Persoalan etik ini menjadi semakin parah ketika pada proses pemilu Presiden dan wakil Presiden, Presiden incumbent sangat aktif terlibat dalam kampanye dan penggalangan suara, terutama melalui aktivitas penggelontoran bantuan-bantuan sosial kepada masyarakat. Bagi semua orang yang berpikir distinct dan kritis, penggelontoran bantuan sosial menjelang pemilihan Presiden dan wakil Presiden oleh Presiden incumbent yang memiliki hubungan kekeluargaan dengan calon wakil Presiden yang diajukan, akan dengan mudah dan jelas dibaca sebagai suatu bentuk politik genthong babi (pork barrel) yang tidak pantas dilakukan. Dalam tindakan ini sangat terbuka ruang dan kemungkinan untuk memanipulasi sumberdaya dan kekuasaan hanya demi kepentingan sekelompok golongan, bukan kepentingan publik. Dengan demikian, keputusan MK dan penggelontoran bantuan sosial menjelang Pemilu sangat mudah dibaca sebagai satu kesatuan rangkaian proses dan tindakan yang tak terpisahkan, yang bertujuan memuluskan jalan bagi dukungan dan terpilihnya calon yang diusung oleh Presiden incumbent, yang jelas-jelas terbaca sebagai konflik kepentingan. Presiden incumbent memanfaatkan akses terhadap seluruh sumberdaya negara dan kekuasaannya, yang semestinya dimanfaatkan untuk memenuhi kepentingan publik, justru dimanfaatkan untuk kepentingan sekelompok kecil golongan, yang kebetulan adalah keluarganya sendiri. Semua itu lalu dapat dibaca sebagai sebuah praktik kedheglengan, ketidakpedulian, penerabasan, dan penghan-curan dasar-dasar etika politik yang pada gilirannya meng-hancurkan pondasi demokrasi. Meskipun mau dibela dan diargumentasikan dengan konstruksi wacana seperti apapun juga, yang menjadikan praktik itu seolah-olah merupakan sebuah praktik yang mulia dan bernilai, bagi semua orang yang berpikir distinct, jernih, kritis, berjarak dan berintegritas, praktik ini tetap akan dikenali sebagai praktik penghancuran dasar-dasar etika politik yang meruntuhkan konsistensi antara nilai yang diperjuangkan dan tindakan yang dilaksanakan, sehingga praktik ini adalah penghancuran etika dan bukti runtuhnya integritas yang sangat parah dan menjijikkan. Itulah praktik dan perilaku dhegleng di jaman celeng.

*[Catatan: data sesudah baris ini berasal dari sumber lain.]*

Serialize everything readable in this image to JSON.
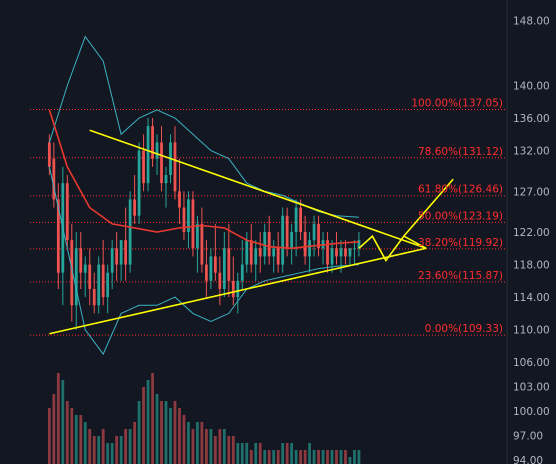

Runtuhnya Refleksi Etis dan Hancurnya Integritas dalam Perspektif Psikoanalisis
Seorang filsuf dan psikoanalis dari Perancis, bernama Jacques Emile Lacan, menyediakan kerangka pemikiran yang barangkali dapat membantu kita untuk memahami apa yang terjadi di balik perilaku kedheglengan ini. Jacques Lacan mendasarkan diri pada pemikiran psikoanalisis Sigmund Freud, namun ia mengembangkannya dengan menggunakan ilmu-ilmu bahasa, filsafat dan strukturalisme antropologi.
Lacan menyatakan bahwa subyek manusia adalah subyek ketaksadaran. Artinya, dalam berperilaku, subyek manusia lebih banyak dilandasi oleh sisi ketaksadaran yang ada di dalam dirinya. Di dalam kehidupan manusia, struktur ketidaksadaran ini berperan besar di dalam cara manusia memikirkan sesuatu, cara manusia memahami realitas, cara manusia mengambil keputusan, dan cara manusia memilih tindakan. Oleh Lacan, wilayah ketaksadaran ini dinyatakan sebagai diskursus dari Yang Lain. Wilayah tak sadar adalah Yang Lain itu sendiri, yang asing, dan tak terpahami. Wilayah tak sadar ini memperlihatkan hasrat yang dimiliki oleh seseorang, yang bersifat asing, dan tak terpahami. Melalui peran psikoanalis, wilayah tak sadar ini difasilitasi untuk menampilkan diri [4]. Dalam pemikiran Lacan, ada tiga tatanan ketidaksadaran yakni tatanan imajiner, tatanan simbolik dan tatanan real. Namun dari ketiga tatanan itu, tatanan simbolis adalah yang paling penting dan menentukan serta memengaruhi perilaku dan tindakan subyek. Untuk kepentingan tulisan ini penulis hanya akan membicarakan tatanan simbolik.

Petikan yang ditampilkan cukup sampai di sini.